Safety Leadership

Safety Leadership: The data gap: What your employees may not be telling you

Safety Leadership column

Editor’s Note: Achieving and sustaining an injury-free workplace demands strong leadership. In this monthly column, experts from global consulting firm DEKRA Insight share their point of view on what leaders need to know to guide their organizations to safety excellence.

Are you getting the unvarnished truth when it comes to safety performance? In many organizations, a heavy focus on reporting can create pressure to avoid bad news. What begins as the “ugly baby” no one wants to mention (weak safety metrics, poor employee engagement, sloppy incident investigation or action item completion, minimal monitoring from leaders, nominal review of safety data, and so on) can become transformed into a precocious toddler who enamored executives imagine is growing into a mature and high-performing adult.

Invariably, reality will break through with an event that surprises and upsets the organization, yet which was entirely preventable with the right information. As leaders, our job is to set the stage for accurate – and honest – information sharing. That starts with understanding some of the ways we may be discouraging that honesty in the first place.

Why we don’t (always) get the truth

Humans naturally filter information as a way of processing. In organizations, this is exaggerated when information is sensitive and particularly when it impacts performance metrics such as safety.

As information is gathered and shared upward in the organization, it is often softened and presented in a more favorable light than is actually the case. Of course, this means senior leaders find themselves under the impression that performance is actually better than it really is, and that drives a series of outcomes that are not helpful.

For example:

  • After receiving “data,” the senior leader provides praise and positive reinforcement that makes it difficult for lower-level leaders to speak up and correct any misunderstandings.
  • The “data” can make senior leaders falsely confident that safety and the various efforts in place to drive excellence are working well, which can shift the focus away from safety.
  • Various forms of recognition for safety excellence – variable compensation, bonuses, promotions – end up reinforcing the wrong behaviors.
  • Impaired or incomplete data hampers rigorous problem-solving.
  • Senior leaders who are then surprised with an “unexpected” event (because all of the predictive data has looked good and in line) erode their credibility with front-line employees who were often aware of the exposures all along.

Removing the filter

High performance relies on good information and a climate that treats data as the start of the discussion – not the end of it. This means that the filters we use to mute “bad news” or otherwise obscure meaningful information must be seen for what they are: barriers to continuous improvement.

First, it’s important to recognize that the tendency to filter data is natural. People who do it are usually operating from the very human drive to please our leaders, meet organizational expectations and generally avoid conflict. Talk with your leaders about the tendency to filter data and collaborate with them on how they can detect it and respond to it.

Cultivate a healthy skepticism. Ask lots of questions of your leaders and challenge the data – especially the “good” data.

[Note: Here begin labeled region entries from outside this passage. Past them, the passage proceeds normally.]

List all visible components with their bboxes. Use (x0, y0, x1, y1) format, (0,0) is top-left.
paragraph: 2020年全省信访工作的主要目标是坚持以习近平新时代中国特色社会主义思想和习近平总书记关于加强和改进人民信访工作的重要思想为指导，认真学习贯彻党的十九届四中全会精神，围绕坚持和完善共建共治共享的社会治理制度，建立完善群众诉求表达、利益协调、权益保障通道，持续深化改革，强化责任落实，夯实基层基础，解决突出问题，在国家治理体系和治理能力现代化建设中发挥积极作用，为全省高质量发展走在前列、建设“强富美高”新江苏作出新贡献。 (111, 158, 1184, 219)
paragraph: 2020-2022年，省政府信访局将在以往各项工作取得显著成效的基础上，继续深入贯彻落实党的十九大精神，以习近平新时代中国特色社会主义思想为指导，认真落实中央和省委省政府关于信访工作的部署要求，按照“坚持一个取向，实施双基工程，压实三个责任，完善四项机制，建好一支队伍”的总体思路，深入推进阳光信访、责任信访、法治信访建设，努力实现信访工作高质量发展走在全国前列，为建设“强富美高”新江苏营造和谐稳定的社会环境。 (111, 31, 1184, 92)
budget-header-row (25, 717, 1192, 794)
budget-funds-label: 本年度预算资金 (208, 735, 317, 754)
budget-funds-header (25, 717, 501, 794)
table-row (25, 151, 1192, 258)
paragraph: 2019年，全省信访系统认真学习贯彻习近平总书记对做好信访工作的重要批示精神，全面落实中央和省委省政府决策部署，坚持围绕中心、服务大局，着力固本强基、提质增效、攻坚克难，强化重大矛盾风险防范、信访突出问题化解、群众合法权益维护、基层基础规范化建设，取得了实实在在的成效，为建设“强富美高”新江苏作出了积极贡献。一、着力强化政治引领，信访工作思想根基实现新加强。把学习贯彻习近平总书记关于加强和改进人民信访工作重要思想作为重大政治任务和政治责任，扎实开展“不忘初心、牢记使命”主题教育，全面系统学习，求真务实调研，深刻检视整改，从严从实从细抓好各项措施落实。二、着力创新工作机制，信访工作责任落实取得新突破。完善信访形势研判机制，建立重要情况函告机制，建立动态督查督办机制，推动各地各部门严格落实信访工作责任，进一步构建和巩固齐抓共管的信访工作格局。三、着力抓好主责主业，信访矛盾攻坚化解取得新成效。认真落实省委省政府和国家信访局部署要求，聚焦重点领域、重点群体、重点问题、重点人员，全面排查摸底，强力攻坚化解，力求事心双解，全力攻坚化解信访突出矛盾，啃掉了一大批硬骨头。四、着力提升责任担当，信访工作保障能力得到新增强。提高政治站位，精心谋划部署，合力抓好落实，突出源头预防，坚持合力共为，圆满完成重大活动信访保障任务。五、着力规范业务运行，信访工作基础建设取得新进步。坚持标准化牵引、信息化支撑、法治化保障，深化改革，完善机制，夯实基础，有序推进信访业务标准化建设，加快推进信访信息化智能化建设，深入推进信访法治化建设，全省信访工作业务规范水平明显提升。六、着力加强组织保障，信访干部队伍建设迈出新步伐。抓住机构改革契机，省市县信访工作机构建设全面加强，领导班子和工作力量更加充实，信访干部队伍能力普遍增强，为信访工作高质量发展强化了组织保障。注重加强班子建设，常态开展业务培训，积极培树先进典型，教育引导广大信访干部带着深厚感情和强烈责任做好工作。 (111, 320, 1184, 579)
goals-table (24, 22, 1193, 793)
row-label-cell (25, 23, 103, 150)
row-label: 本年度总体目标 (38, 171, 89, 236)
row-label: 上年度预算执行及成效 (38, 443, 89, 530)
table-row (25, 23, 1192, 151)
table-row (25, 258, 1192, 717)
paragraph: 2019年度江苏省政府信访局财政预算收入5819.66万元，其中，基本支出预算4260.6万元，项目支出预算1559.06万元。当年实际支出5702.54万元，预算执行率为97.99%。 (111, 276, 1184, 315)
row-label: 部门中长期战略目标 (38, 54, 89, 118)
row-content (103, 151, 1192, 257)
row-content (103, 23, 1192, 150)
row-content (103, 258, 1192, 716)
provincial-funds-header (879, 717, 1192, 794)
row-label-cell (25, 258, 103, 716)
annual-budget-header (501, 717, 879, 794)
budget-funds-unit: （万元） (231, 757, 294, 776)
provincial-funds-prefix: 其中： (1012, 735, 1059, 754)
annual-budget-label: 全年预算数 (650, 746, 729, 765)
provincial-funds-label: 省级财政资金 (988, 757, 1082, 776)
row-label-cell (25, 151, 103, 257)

Leaders who can create a climate where the ability to challenge is part of the way people problem-solve can help transform the culture into one of continuous improvement. Ask questions such as: What do you think? How do you know? How can you prove it to me?

 

Finally, raise the visibility of critical learning moments: examples of times when leaders questioned the data and raised uncomfortable questions – and even when mistakes have been made. The more employees experience that sharing what’s really going on is “safe,” the more likely you are to get information that will help you understand the actual barriers to safety excellence and take the action needed for improvement.

Rebecca Timmins is vice president, executive consulting, for DEKRA Insight, a global consulting, advisory and testing firm. She designs and delivers individualized coaching for senior leaders to support organizational safety culture incentives.


This article represents the views of the author and should not be construed as a National Safety Council endorsement.